Modern applications, such as maritime situational awareness, require the processing of large data streams that are continuously evolving over time. Complex event recognition (CER) systems reason over high-velocity data streams containing `simple, derived events’ (SDE)s, i.e., symbolic abstractions of raw sensor data, in order to detect instances of `complex events’ (CE)s, i.e., spatio-temporal combinations of SDEs, by means of matching a set of pre-defined patterns over incoming SDEs.

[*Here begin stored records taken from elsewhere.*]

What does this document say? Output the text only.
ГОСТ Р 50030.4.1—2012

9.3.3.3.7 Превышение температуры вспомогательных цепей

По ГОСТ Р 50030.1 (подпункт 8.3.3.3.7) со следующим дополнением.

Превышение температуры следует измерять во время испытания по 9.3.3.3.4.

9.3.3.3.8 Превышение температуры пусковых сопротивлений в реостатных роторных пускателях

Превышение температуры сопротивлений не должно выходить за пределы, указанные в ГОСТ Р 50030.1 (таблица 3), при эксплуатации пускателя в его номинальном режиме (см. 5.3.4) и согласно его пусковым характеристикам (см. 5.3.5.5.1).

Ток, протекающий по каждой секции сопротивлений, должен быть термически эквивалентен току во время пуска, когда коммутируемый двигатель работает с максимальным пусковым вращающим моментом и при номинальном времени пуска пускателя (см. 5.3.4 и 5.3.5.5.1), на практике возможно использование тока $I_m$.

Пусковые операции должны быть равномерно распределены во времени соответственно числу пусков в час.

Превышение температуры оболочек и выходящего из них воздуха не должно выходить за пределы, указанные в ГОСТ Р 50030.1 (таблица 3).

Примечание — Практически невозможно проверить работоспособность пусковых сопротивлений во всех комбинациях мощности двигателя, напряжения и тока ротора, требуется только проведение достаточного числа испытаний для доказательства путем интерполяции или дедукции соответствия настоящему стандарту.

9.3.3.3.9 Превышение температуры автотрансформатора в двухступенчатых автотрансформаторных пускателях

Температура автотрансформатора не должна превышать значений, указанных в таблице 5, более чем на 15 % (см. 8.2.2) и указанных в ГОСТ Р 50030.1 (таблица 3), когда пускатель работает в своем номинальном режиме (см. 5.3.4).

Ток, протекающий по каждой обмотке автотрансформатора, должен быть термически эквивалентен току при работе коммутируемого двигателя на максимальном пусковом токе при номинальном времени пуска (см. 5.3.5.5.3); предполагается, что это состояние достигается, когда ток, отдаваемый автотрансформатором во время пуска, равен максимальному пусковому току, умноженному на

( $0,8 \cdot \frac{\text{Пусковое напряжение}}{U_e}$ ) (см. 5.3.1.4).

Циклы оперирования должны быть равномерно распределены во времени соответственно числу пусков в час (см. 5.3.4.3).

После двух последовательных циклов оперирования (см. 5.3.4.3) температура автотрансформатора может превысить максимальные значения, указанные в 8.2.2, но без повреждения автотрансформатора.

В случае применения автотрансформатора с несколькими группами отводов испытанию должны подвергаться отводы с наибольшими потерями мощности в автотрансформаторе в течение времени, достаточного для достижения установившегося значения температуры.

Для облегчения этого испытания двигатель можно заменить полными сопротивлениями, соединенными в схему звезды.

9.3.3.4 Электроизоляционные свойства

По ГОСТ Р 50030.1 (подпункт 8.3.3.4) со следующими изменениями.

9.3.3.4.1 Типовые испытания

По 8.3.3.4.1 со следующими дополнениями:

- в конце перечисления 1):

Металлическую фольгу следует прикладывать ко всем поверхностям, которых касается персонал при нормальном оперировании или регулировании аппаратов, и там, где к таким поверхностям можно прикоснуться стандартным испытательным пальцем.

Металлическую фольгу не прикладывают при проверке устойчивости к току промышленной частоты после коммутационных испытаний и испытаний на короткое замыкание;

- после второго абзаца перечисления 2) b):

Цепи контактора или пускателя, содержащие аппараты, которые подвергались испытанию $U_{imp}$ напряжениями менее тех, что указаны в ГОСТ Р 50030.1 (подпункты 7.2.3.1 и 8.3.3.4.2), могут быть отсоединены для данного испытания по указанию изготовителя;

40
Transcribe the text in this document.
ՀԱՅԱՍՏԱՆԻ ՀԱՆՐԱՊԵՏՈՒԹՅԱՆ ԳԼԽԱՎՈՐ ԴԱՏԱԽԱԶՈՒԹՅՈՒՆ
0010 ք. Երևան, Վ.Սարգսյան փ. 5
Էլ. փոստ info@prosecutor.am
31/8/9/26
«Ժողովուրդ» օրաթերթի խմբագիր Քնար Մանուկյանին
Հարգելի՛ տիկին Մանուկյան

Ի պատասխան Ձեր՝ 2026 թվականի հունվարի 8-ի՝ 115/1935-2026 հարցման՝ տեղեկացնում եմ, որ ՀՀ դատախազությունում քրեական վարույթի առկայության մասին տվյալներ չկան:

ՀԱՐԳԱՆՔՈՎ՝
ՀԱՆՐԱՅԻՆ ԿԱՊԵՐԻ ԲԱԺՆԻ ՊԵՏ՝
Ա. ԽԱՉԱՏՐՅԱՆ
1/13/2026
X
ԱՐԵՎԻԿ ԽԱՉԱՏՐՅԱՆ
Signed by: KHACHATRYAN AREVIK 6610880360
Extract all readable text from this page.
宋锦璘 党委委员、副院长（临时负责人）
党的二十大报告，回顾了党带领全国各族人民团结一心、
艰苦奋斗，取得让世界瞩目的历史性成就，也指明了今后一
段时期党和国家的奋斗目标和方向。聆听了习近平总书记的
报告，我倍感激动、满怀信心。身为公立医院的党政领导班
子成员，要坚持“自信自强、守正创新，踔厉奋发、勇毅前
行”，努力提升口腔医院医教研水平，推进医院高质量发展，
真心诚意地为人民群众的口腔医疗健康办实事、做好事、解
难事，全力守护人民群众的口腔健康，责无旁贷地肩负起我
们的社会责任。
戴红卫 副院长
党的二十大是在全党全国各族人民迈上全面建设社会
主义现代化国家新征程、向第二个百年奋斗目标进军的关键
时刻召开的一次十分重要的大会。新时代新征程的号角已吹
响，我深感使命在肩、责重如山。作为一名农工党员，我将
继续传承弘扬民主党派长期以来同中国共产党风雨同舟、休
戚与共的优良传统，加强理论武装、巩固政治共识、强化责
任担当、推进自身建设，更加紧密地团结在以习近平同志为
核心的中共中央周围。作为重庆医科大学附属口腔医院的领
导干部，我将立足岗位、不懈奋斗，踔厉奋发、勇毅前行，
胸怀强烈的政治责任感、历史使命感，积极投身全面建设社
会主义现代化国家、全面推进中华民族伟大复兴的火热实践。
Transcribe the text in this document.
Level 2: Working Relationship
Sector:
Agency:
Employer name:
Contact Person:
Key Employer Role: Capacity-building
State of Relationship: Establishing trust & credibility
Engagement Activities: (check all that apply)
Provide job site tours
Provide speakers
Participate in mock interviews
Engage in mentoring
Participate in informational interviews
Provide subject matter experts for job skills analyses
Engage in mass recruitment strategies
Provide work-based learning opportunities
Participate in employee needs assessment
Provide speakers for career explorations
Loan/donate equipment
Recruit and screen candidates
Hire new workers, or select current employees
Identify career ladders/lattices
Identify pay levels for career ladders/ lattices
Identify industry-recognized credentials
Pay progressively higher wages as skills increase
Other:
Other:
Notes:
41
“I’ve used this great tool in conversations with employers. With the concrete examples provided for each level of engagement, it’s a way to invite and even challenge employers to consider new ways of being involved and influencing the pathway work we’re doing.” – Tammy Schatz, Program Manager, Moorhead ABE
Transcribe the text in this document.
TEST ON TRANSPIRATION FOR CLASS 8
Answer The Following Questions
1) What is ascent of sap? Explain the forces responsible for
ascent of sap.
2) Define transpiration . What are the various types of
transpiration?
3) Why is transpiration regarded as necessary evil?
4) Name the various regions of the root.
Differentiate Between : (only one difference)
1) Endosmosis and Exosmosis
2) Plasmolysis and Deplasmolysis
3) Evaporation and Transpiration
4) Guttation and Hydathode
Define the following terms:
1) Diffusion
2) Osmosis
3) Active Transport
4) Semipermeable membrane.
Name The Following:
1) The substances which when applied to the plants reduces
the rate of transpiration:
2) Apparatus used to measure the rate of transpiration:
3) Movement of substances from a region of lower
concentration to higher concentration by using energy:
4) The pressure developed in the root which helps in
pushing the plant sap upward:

In CER applications, input SDE streams may be erroneous, because of, e.g., the temporary malfunction of a sensor, object occlusion in video feeds, unreliable/incomplete signal transmissions, or errors in the transformation of raw data into SDEs. Reasoning over such SDE streams may lead to the derivation of contradictory complex events. In maritime situational awareness, e.g., an input stream may include two SDE indications expressing that the velocity of a vessel is above and below some speed limit, respectively. Based on this stream, the CER system may infer that the vessel is both violating and not violating the speed limit simultaneously, which is a contradiction. Such SDE streams are called inconsistent.
The goal of this thesis is to develop efficient techniques for reasoning over inconsistent SDE streams, under an inconsistency-tolerant semantics (see [1,2]), in order to derive consistent CEs in real time. The developed techniques will be integrated into the logic programming-based CER system RTEC [3,4], and evaluated both theoretically and empirically on large data streams.